Previous low-cycle fatigue tests on A286, which covered a frequency range of 5 to 0.1 cpm, have shown a pronounced frequency dependence when the tests were run in air. In contrast, tests run in a vacuum did not show such a frequency effect. This led to the conclusion that, in this frequency range, environmental effects were responsible for the frequency dependence.
Air crack propagation tests have also shown a strong frequency dependence. At frequencies below 0.02 cpm the air crack propagation tests showed a stronger frequency dependence than was observed at higher frequencies and resulted in pure time dependent, cycle independent failure. In order to explain this behavior and to see if it could be observed in low frequency vacuum tests, measurements of the crack propagation rate at 1100 F were made in a 10-8 torr vacuum.

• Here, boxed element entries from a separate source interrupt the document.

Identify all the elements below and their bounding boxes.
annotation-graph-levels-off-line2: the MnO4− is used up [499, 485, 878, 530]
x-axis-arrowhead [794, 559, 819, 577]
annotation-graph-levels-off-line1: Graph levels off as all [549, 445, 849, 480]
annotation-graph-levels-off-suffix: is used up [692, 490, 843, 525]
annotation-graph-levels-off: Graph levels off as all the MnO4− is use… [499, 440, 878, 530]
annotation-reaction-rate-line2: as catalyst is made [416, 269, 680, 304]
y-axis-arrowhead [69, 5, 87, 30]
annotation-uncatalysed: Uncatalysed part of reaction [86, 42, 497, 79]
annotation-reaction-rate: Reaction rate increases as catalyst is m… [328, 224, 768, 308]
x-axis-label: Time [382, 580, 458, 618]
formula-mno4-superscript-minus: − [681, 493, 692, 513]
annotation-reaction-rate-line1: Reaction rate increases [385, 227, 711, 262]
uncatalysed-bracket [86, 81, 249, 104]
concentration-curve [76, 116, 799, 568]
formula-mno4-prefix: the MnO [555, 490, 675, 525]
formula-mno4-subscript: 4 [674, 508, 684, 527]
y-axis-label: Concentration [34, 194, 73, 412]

These vacuum crack propagation results substantiated the assertion that at 1100 F, air produces a strong influence on the fatigue life or crack propagation rate. Additionally, these tests have shown that below 0.02 cpm the pure time dependent failure noted in air persisted in a vacuum. The vacuum results could be interpreted on the basis of a linear superposition model, where at low frequencies the behavior was that of a purely time dependent failure; at high frequencies, purely cycle dependent; and at intermediate frequencies, that of a linear superposition of these phenomena. In air this linear superposition model was not applicable because of the additional environmental interaction.